Пролетая над тем же квадратом на следующий день, я того самого паровоза не увидел. Не обнаружил до следующего разъезда. Пролетел над разрушенной линией еще раз и опять безрезультатно. На оставшихся целыми участках путей стояли вагоны, паровозы, а того, с «плугом», не было.
Между тем, о губительных действиях агрегата-разрушителя уже знали и говорили в штабах. Дошли донесения и до командующего нашим фронтом. А ему вести наступление, перебрасывать при этом надо и боепитание и все, что нужно на войне. На чем же перебрасывать, если пути разворочены?!
— Уничтожить агрегат немедленно! — последовал приказ.
Я снова и снова вылетаю на разведку, ищу паровоз на всех полустанках, разъездах, между вагонами. В полетах, попутно, собрал данные о позициях немцев, сфотографировал расположение артиллерийских батарей, врытых в землю танков. Паровоза не было...
Я уже возвращался из последнего в этот день полета, когда неожиданно заметил внизу странную движущуюся тень. Именно тень. В лучах заходящего солнца двигалось что-то непонятное, большое, уродливое. Рядом — такая же огромная и уродливая тень, отчетливо обозначавшаяся на снегу. Резко снизился, и только тут увидел, догадался — движущееся сооружение и есть тот самый паровоз-разрушитель. Агрегат был хитро закамуфлирован. Сверху на нем была смонтирована площадка-макет, на ней — снег, комья земли и кусты, благодаря чему он сливался со снежным ландшафтом.
Доложил на КП об обнаруженном агрегате, получил «добро» на атаку.
— Теперь ты от меня не уйдешь! — кричу я. — Захожу сбоку, беру паровоз в прицел, атакую.

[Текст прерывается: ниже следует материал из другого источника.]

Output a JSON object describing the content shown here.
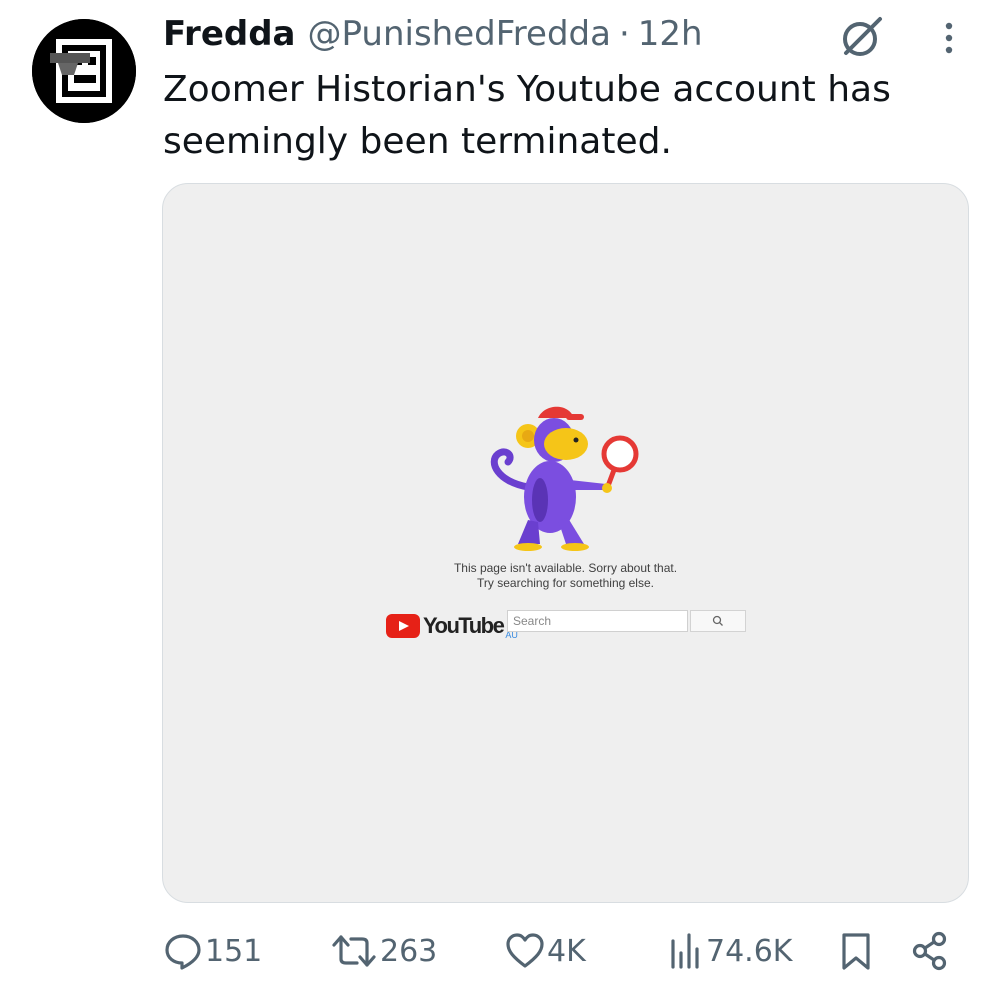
{
  "tweet": {
    "author_name": "Fredda",
    "author_handle": "@PunishedFredda",
    "separator": "·",
    "time": "12h",
    "text": "Zoomer Historian's Youtube account has seemingly been terminated."
  },
  "media": {
    "error_line_1": "This page isn't available. Sorry about that.",
    "error_line_2": "Try searching for something else.",
    "logo_text": "YouTube",
    "logo_region": "AU",
    "search_placeholder": "Search"
  },
  "actions": {
    "replies": "151",
    "reposts": "263",
    "likes": "4K",
    "views": "74.6K"
  },
  "icons": {
    "reply": "reply-icon",
    "repost": "repost-icon",
    "like": "heart-icon",
    "views": "analytics-icon",
    "bookmark": "bookmark-icon",
    "share": "share-icon",
    "grok": "grok-icon",
    "more": "more-vertical-icon"
  },
  "colors": {
    "secondary_text": "#536471",
    "youtube_red": "#e62117",
    "media_background": "#efefef"
  }
}
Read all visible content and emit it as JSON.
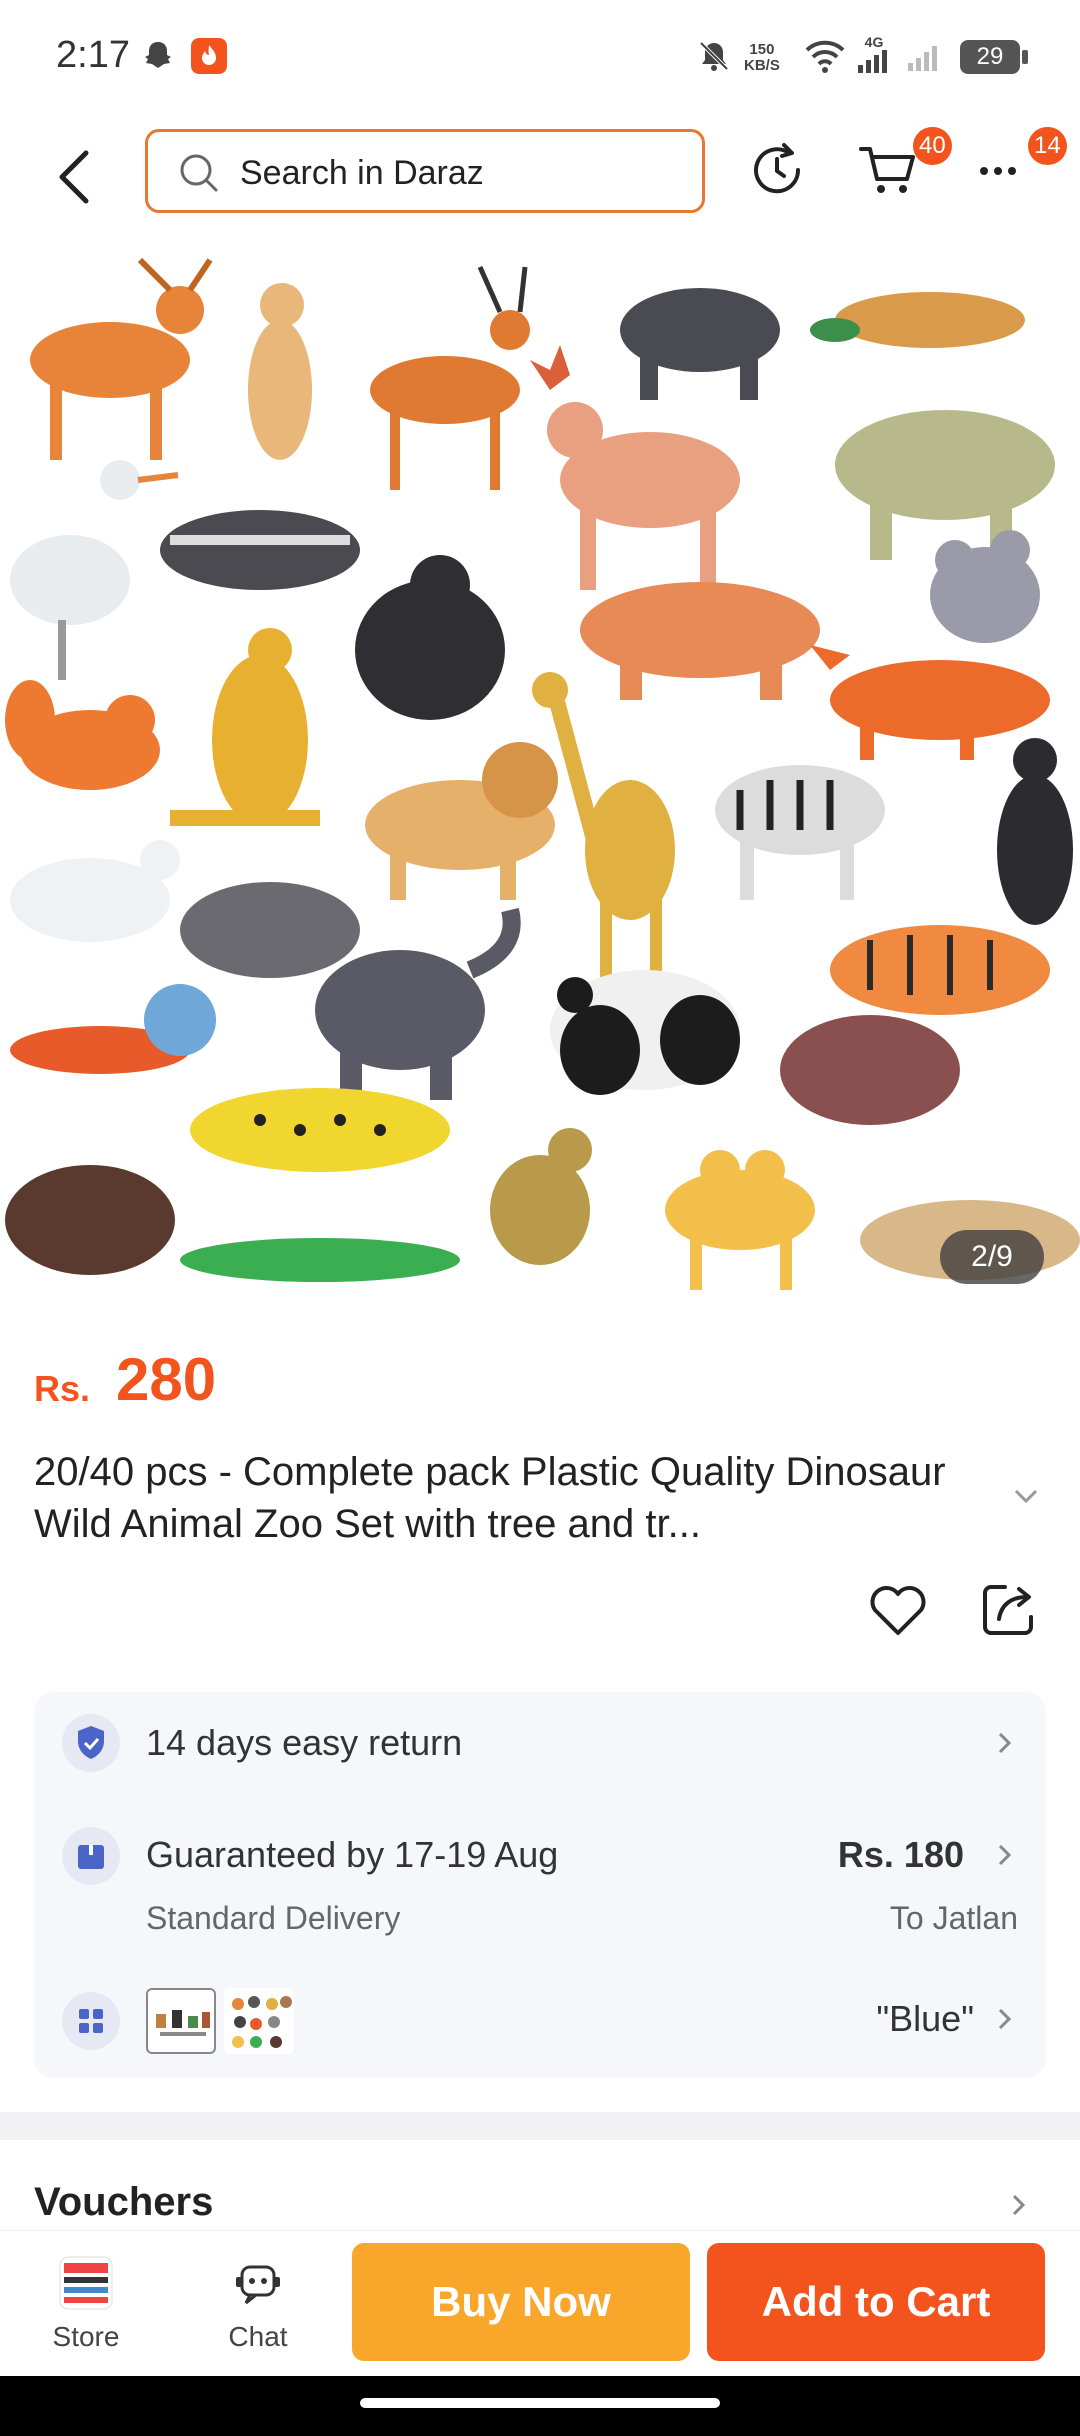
{
  "status_bar": {
    "time": "2:17",
    "net_speed_value": "150",
    "net_speed_unit": "KB/S",
    "network_type": "4G",
    "battery": "29"
  },
  "header": {
    "search_placeholder": "Search in Daraz",
    "cart_count": "40",
    "more_count": "14"
  },
  "gallery": {
    "counter": "2/9"
  },
  "product": {
    "currency": "Rs.",
    "price": "280",
    "title": "20/40 pcs - Complete pack Plastic Quality Dinosaur Wild Animal Zoo Set with tree and tr..."
  },
  "info": {
    "return_policy": "14 days easy return",
    "delivery_title": "Guaranteed by 17-19 Aug",
    "delivery_type": "Standard Delivery",
    "delivery_fee": "Rs. 180",
    "delivery_location": "To Jatlan",
    "variant_value": "\"Blue\""
  },
  "sections": {
    "vouchers": "Vouchers"
  },
  "bottom_bar": {
    "store_label": "Store",
    "chat_label": "Chat",
    "buy_now_label": "Buy Now",
    "add_to_cart_label": "Add to Cart"
  },
  "colors": {
    "accent": "#f3541e",
    "buy_now": "#f9a72b",
    "add_to_cart": "#f3541e",
    "search_border": "#e7782f"
  }
}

Впустую. Машинист резко дает ход — и мои снаряды идут мимо. Атакую вновь, и вновь безрезультатно. Чувствую, что в будке паровоза сидит опытный человек, следящий за каждым моим движением.
Необычайный поединок паровоза с самолетом длился около пятнадцати минут. Наконец, снаряд попал в котел. Облако пара поднялось метров на двадцать, паровоз остановился. Я зашел сбоку, прошил его очередями из пушек и пулеметов. Развернулся и, зайдя с другой стороны, в упор выпустил реактивные снаряды. Паровоз превратился в груду металла. Делаю круг, убеждаюсь, что я сработал чисто, фотографирую и лечу домой.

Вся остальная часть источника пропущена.